Array of theta matrices, shape (n_samples, n_mutations, n_mutations)

required
ax Axes

axis to plot on

required
thresholds Sequence[float]

sparsity threshold (distinguishing between "existing" and "non-existing" interactions)

(0.01, 0.1, 0.2)

pmhn.plot_offdiagonal_histograms(thetas, *, ax, theta_true=None, alpha=0.1)

pmhn.plot_theta_samples(theta_samples, *, width=4, height=3, theta_true=None)

Plot samples from theta.

Genotype matrices

pmhn.plot_genotypes(genotypes, *, ax, patients_on_x_axis=True, patients_label='Patients', genes_label='Genes', sort=True)

pmhn.plot_genotype_samples(genotype_samples)

Misc

pmhn.control_no_mutation_warning(silence=True)

Silence the warning that is raised when a mutation matrix does not contain any mutation.
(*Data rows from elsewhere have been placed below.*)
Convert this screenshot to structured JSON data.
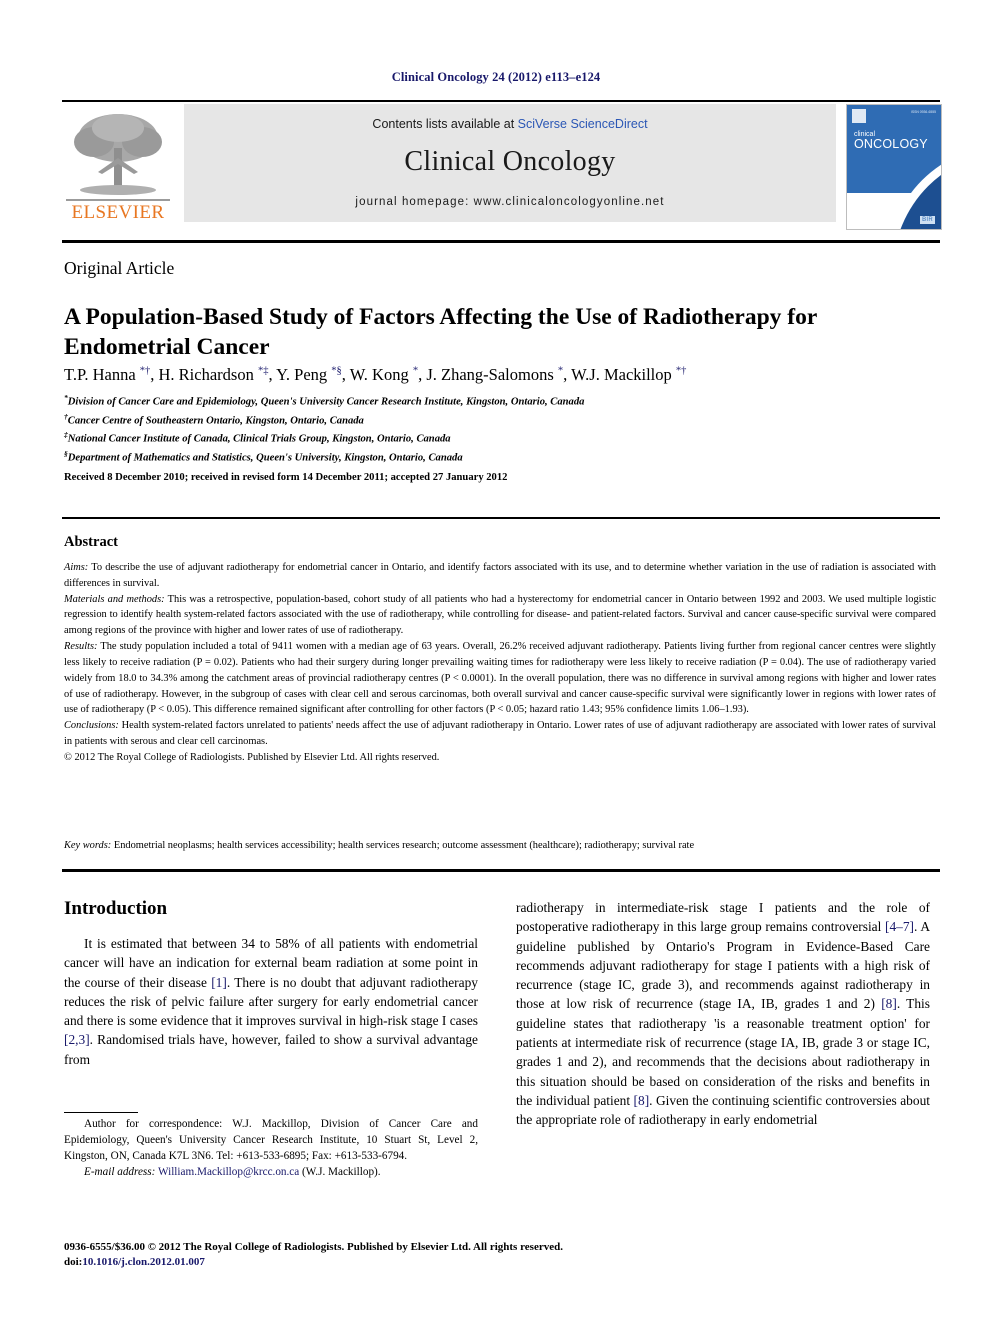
{
  "running_head": "Clinical Oncology 24 (2012) e113–e124",
  "masthead": {
    "contents_prefix": "Contents lists available at ",
    "contents_link": "SciVerse ScienceDirect",
    "journal_title": "Clinical Oncology",
    "homepage_label": "journal homepage: www.clinicaloncologyonline.net",
    "publisher_name": "ELSEVIER",
    "publisher_logo_icon": "elsevier-tree-icon",
    "cover": {
      "title_small": "clinical",
      "title_big": "ONCOLOGY",
      "issn_mark": "ISSN 0936-6555",
      "footer_mark": "BIR",
      "color": "#2f6cb4"
    }
  },
  "article": {
    "type": "Original Article",
    "title": "A Population-Based Study of Factors Affecting the Use of Radiotherapy for Endometrial Cancer",
    "authors_html": "T.P. Hanna <sup>*</sup><sup>†</sup>, H. Richardson <sup>*</sup><sup>‡</sup>, Y. Peng <sup>*</sup><sup>§</sup>, W. Kong <sup>*</sup>, J. Zhang-Salomons <sup>*</sup>, W.J. Mackillop <sup>*</sup><sup>†</sup>",
    "affiliations": [
      {
        "marker": "*",
        "text": "Division of Cancer Care and Epidemiology, Queen's University Cancer Research Institute, Kingston, Ontario, Canada"
      },
      {
        "marker": "†",
        "text": "Cancer Centre of Southeastern Ontario, Kingston, Ontario, Canada"
      },
      {
        "marker": "‡",
        "text": "National Cancer Institute of Canada, Clinical Trials Group, Kingston, Ontario, Canada"
      },
      {
        "marker": "§",
        "text": "Department of Mathematics and Statistics, Queen's University, Kingston, Ontario, Canada"
      }
    ],
    "history": "Received 8 December 2010; received in revised form 14 December 2011; accepted 27 January 2012"
  },
  "abstract": {
    "heading": "Abstract",
    "sections": [
      {
        "label": "Aims:",
        "text": " To describe the use of adjuvant radiotherapy for endometrial cancer in Ontario, and identify factors associated with its use, and to determine whether variation in the use of radiation is associated with differences in survival."
      },
      {
        "label": "Materials and methods:",
        "text": " This was a retrospective, population-based, cohort study of all patients who had a hysterectomy for endometrial cancer in Ontario between 1992 and 2003. We used multiple logistic regression to identify health system-related factors associated with the use of radiotherapy, while controlling for disease- and patient-related factors. Survival and cancer cause-specific survival were compared among regions of the province with higher and lower rates of use of radiotherapy."
      },
      {
        "label": "Results:",
        "text": " The study population included a total of 9411 women with a median age of 63 years. Overall, 26.2% received adjuvant radiotherapy. Patients living further from regional cancer centres were slightly less likely to receive radiation (P = 0.02). Patients who had their surgery during longer prevailing waiting times for radiotherapy were less likely to receive radiation (P = 0.04). The use of radiotherapy varied widely from 18.0 to 34.3% among the catchment areas of provincial radiotherapy centres (P < 0.0001). In the overall population, there was no difference in survival among regions with higher and lower rates of use of radiotherapy. However, in the subgroup of cases with clear cell and serous carcinomas, both overall survival and cancer cause-specific survival were significantly lower in regions with lower rates of use of radiotherapy (P < 0.05). This difference remained significant after controlling for other factors (P < 0.05; hazard ratio 1.43; 95% confidence limits 1.06–1.93)."
      },
      {
        "label": "Conclusions:",
        "text": " Health system-related factors unrelated to patients' needs affect the use of adjuvant radiotherapy in Ontario. Lower rates of use of adjuvant radiotherapy are associated with lower rates of survival in patients with serous and clear cell carcinomas."
      }
    ],
    "copyright": "© 2012 The Royal College of Radiologists. Published by Elsevier Ltd. All rights reserved.",
    "keywords_label": "Key words:",
    "keywords_text": " Endometrial neoplasms; health services accessibility; health services research; outcome assessment (healthcare); radiotherapy; survival rate"
  },
  "introduction": {
    "heading": "Introduction",
    "left_paragraph_html": "It is estimated that between 34 to 58% of all patients with endometrial cancer will have an indication for external beam radiation at some point in the course of their disease <span class=\"ref\">[1]</span>. There is no doubt that adjuvant radiotherapy reduces the risk of pelvic failure after surgery for early endometrial cancer and there is some evidence that it improves survival in high-risk stage I cases <span class=\"ref\">[2,3]</span>. Randomised trials have, however, failed to show a survival advantage from",
    "right_paragraph_html": "radiotherapy in intermediate-risk stage I patients and the role of postoperative radiotherapy in this large group remains controversial <span class=\"ref\">[4–7]</span>. A guideline published by Ontario's Program in Evidence-Based Care recommends adjuvant radiotherapy for stage I patients with a high risk of recurrence (stage IC, grade 3), and recommends against radiotherapy in those at low risk of recurrence (stage IA, IB, grades 1 and 2) <span class=\"ref\">[8]</span>. This guideline states that radiotherapy 'is a reasonable treatment option' for patients at intermediate risk of recurrence (stage IA, IB, grade 3 or stage IC, grades 1 and 2), and recommends that the decisions about radiotherapy in this situation should be based on consideration of the risks and benefits in the individual patient <span class=\"ref\">[8]</span>. Given the continuing scientific controversies about the appropriate role of radiotherapy in early endometrial"
  },
  "footnote": {
    "correspondence_html": "Author for correspondence: W.J. Mackillop, Division of Cancer Care and Epidemiology, Queen's University Cancer Research Institute, 10 Stuart St, Level 2, Kingston, ON, Canada K7L 3N6. Tel: +613-533-6895; Fax: +613-533-6794.",
    "email_label": "E-mail address:",
    "email": "William.Mackillop@krcc.on.ca",
    "email_owner": "(W.J. Mackillop)."
  },
  "footer": {
    "issn_line": "0936-6555/$36.00 © 2012 The Royal College of Radiologists. Published by Elsevier Ltd. All rights reserved.",
    "doi_label": "doi:",
    "doi_value": "10.1016/j.clon.2012.01.007"
  }
}
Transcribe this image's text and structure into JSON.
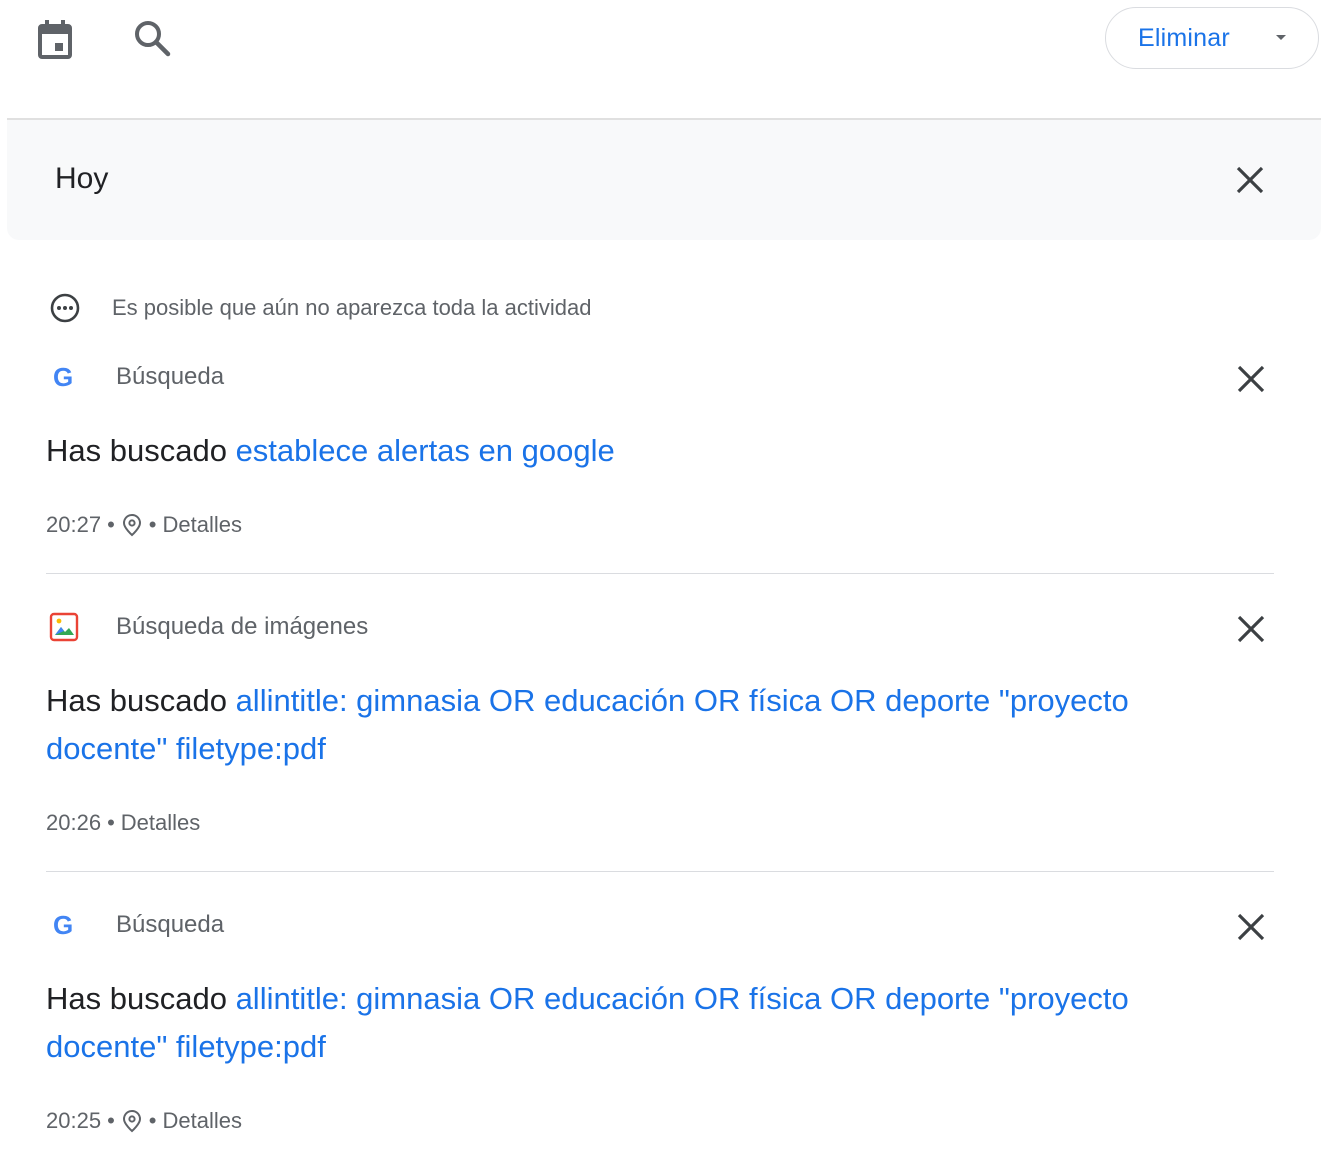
{
  "toolbar": {
    "calendar_icon": "calendar-icon",
    "search_icon": "search-icon",
    "delete_label": "Eliminar"
  },
  "day": {
    "title": "Hoy"
  },
  "notice": {
    "icon": "more-horiz-circle-icon",
    "text": "Es posible que aún no aparezca toda la actividad"
  },
  "entries": [
    {
      "product": "Búsqueda",
      "product_icon": "google-g-icon",
      "prefix": "Has buscado ",
      "query": "establece alertas en google",
      "time": "20:27",
      "has_location": true,
      "details": "Detalles"
    },
    {
      "product": "Búsqueda de imágenes",
      "product_icon": "image-search-icon",
      "prefix": "Has buscado ",
      "query": "allintitle: gimnasia OR educación OR física OR deporte \"proyecto docente\" filetype:pdf",
      "time": "20:26",
      "has_location": false,
      "details": "Detalles"
    },
    {
      "product": "Búsqueda",
      "product_icon": "google-g-icon",
      "prefix": "Has buscado ",
      "query": "allintitle: gimnasia OR educación OR física OR deporte \"proyecto docente\" filetype:pdf",
      "time": "20:25",
      "has_location": true,
      "details": "Detalles"
    }
  ],
  "colors": {
    "link": "#1a73e8",
    "text": "#202124",
    "secondary": "#5f6368",
    "header_bg": "#f8f9fa"
  }
}
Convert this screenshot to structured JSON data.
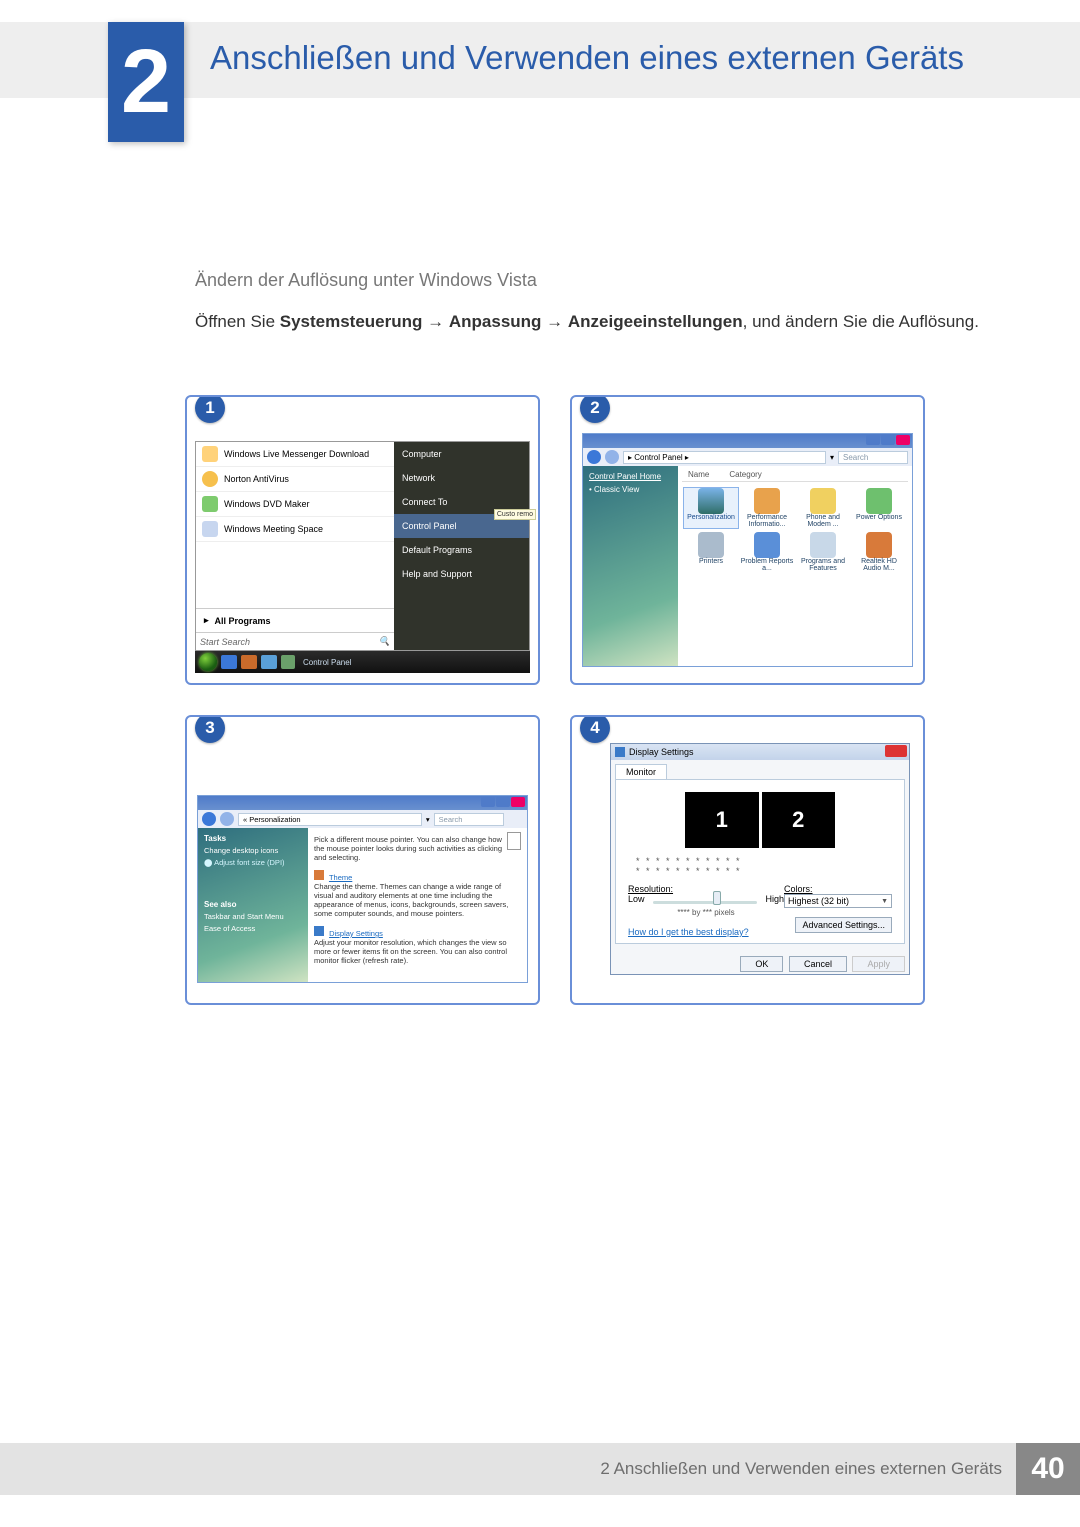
{
  "chapter": {
    "number": "2",
    "title": "Anschließen und Verwenden eines externen Geräts"
  },
  "section": {
    "title": "Ändern der Auflösung unter Windows Vista"
  },
  "instruction": {
    "pre": "Öffnen Sie ",
    "path1": "Systemsteuerung",
    "arrow": " → ",
    "path2": "Anpassung",
    "path3": "Anzeigeeinstellungen",
    "post": ", und ändern Sie die Auflösung."
  },
  "steps": {
    "s1": "1",
    "s2": "2",
    "s3": "3",
    "s4": "4"
  },
  "panel1": {
    "menu_left": [
      "Windows Live Messenger Download",
      "Norton AntiVirus",
      "Windows DVD Maker",
      "Windows Meeting Space"
    ],
    "all_programs": "All Programs",
    "search_placeholder": "Start Search",
    "menu_right": [
      "Computer",
      "Network",
      "Connect To",
      "Control Panel",
      "Default Programs",
      "Help and Support"
    ],
    "task_label": "Control Panel",
    "tooltip": "Custo remo"
  },
  "panel2": {
    "path": "▸ Control Panel ▸",
    "search": "Search",
    "side_home": "Control Panel Home",
    "side_classic": "Classic View",
    "col_name": "Name",
    "col_cat": "Category",
    "icons": [
      "Personalization",
      "Performance Informatio...",
      "Phone and Modem ...",
      "Power Options",
      "Printers",
      "Problem Reports a...",
      "Programs and Features",
      "Realtek HD Audio M..."
    ]
  },
  "panel3": {
    "path": "« Personalization",
    "search": "Search",
    "tasks_h": "Tasks",
    "tasks": [
      "Change desktop icons",
      "Adjust font size (DPI)"
    ],
    "seealso_h": "See also",
    "seealso": [
      "Taskbar and Start Menu",
      "Ease of Access"
    ],
    "block1_t": "",
    "block1_d": "Pick a different mouse pointer. You can also change how the mouse pointer looks during such activities as clicking and selecting.",
    "block2_t": "Theme",
    "block2_d": "Change the theme. Themes can change a wide range of visual and auditory elements at one time including the appearance of menus, icons, backgrounds, screen savers, some computer sounds, and mouse pointers.",
    "block3_t": "Display Settings",
    "block3_d": "Adjust your monitor resolution, which changes the view so more or fewer items fit on the screen. You can also control monitor flicker (refresh rate)."
  },
  "panel4": {
    "title": "Display Settings",
    "tab": "Monitor",
    "mon1": "1",
    "mon2": "2",
    "dots": "* * * * * * * * * * *",
    "res_label": "Resolution:",
    "low": "Low",
    "high": "High",
    "res_value": "**** by *** pixels",
    "colors_label": "Colors:",
    "colors_value": "Highest (32 bit)",
    "help": "How do I get the best display?",
    "adv": "Advanced Settings...",
    "ok": "OK",
    "cancel": "Cancel",
    "apply": "Apply"
  },
  "footer": {
    "text": "2 Anschließen und Verwenden eines externen Geräts",
    "page": "40"
  }
}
pmhn.construct_matrix(diag, offdiag)

Constructs a square matrix from diagonal and offdiagonal terms.

Parameters:

Name Type Description Default
diag ndarray

array of shape (n,)

required
offdiag ndarray

array of shape (n, n-1)

required

Returns:

Type Description
ndarray

array of shape (n, n) with the diagonal diag with the offdiagonal term at (k, i) given by offdiag[k, j(i)], where j(i) = i if i < diagonal_index and then skips it for i > diagonal_index

See Also

decompose_matrix, the inverse function.

pmhn.decompose_matrix(matrix)

Splits an (n, n) matrix into diagonal and offdiagonal terms.

Parameters:

Name Type Description Default
matrix ndarray

array of shape (n, n)

required

Returns:

Type Description
ndarray

diag, diagonal terms, shape (n,)

ndarray

offdiag, offdiagonal terms, shape (n, n-1)

See Also

construct_matrix, the inverse function.